O fogo chamuscava a pele já lacerada da mulher nua e acorrentada a um pilar de pedra natural. Dezenas de outros pilares semelhantes espalhavam-se pela enorme caverna onde ela estava. Rios de lava cortavam o chão, exalando uma fumaça que a sufocava e a impedia de abrir os olhos, rubros de irritação e choro. O cheiro de enxofre impregnava suas narinas a ponto de tonteá-la, caso já não estivesse no limiar dos sentidos.
É. Aqui é o inferno.
Criaturas disformes a molestavam sexualmente, com objetos e formas que aqui não podem ser descritos. Nesse meio tempo, sua pele, músculos e nervos eram castigados pelo chicote de ponta tripla manejado com habilidade pelo torturador. Somente agora ele era visível, seu dorso negro molhado ante o ímpeto aplicado no instrumento de dor. As correntes não agüentaram os espasmos de agonia e a mulher tombou de costas no chão pedregoso, oferecendo o glúteo avantajado e ainda intocado ao torturador. A visão combinada com os gritos dela o fizeram gemer.
Agora era possível ver seu rosto. É ele. Ele era o torturador.
Tudo gira e escurece ao mesmo tempo. Ele está nu e sente o vento machucar a pele. Está muito ferido, com quase todo o corpo em carne-viva. Dois pontos surgem na escuridão, como dois olhos de um ser poderoso. Ele vê que está numa estrada.
Tenta levantar e não consegue; a picape freia a ponto de inclinar para a esquerda, cortando o silêncio da noite com o contundente friccionar dos pneus com o asfalto. O veículo pára a centímetros de seu rosto. A luz forte dos faróis machuca sua vista.
Da picape descem duas mulheres jovens — uma magra e alta, de cabelos ruivos, e outra baixa, com o rosto de proporções imperfeitas. Elas tentaram levá-lo para o carro, mas a força retornava a seu corpo. Com mãos de ébano ele esmigalha o pescoço das duas, sujando de vermelho o tracejado branco da estrada.
Marcelo pula da cama. Outra vez o maldito pesadelo! Invariável, todas as noites do último ano. Ele levantou e abriu a janela, deixando o vento levar embora seus tormentos, como sempre.

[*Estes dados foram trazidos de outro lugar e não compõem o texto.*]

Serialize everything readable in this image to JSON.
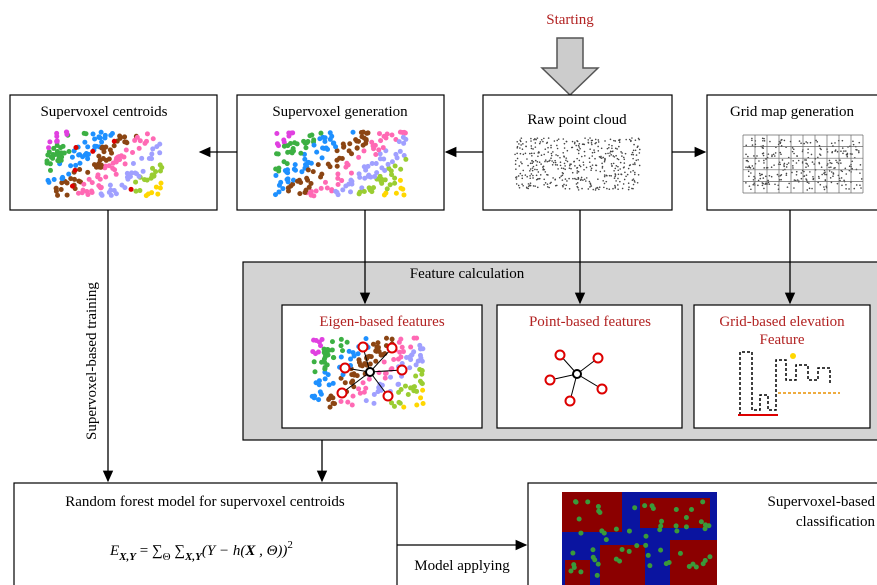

As cenas de pesadelo, com exceção das passagens demoníacas e o assassinato das mulheres, haviam sido reais. Há um ano ele foi achado na estrada. O espelho às suas costas mostrava as cicatrizes dos ferimentos que apresentara naquela noite. Fabiana e Simone haviam-no levado para um local seguro e restabelecido sua saúde. Quando perceberam que ele não sabia por que estava na estrada e como havia se machucado, nem mesmo quem era ou onde morava, deram-lhe um nome: Marcelo. Deram, porém, muito mais que isso: com elas descobriu que era um Nefilim, filho de um anjo caído. Treinara poderes e descobrira habilidades. Seu apartamento era repleto de esculturas de madeira e gesso, consideradas soberbas por muitos críticos. Numa das paredes, uma longa espada japonesa emprestava um toque oriental ao ambiente. Mas, longe de ser apenas uma peça de decoração, tornava-se nas mãos de Marcelo um implacável instrumento de morte.
Tudo isso aprendera — ou reaprendera – no último ano. Devido a essas características, foi determinado que ele era um Paladino — uma linhagem que vê a batalha como uma forma de arte.
Tinha uma casa. Uma profissão. A amizade de Fabiana, líder, podia se disser, desta congregação de Nefilins no Rio de Janeiro, assim como a confiança da maioria dos congregados. Tudo que queria.
Ainda assim o mesmo pesadelo: as imagens demoníacas, a tortura, o assassinato de seus amigos. Por que tudo isso?
Ele não sabia — fechou devagar a janela, encostando a testa no frio alumínio, os olhos cerrados —, ou melhor, sabia.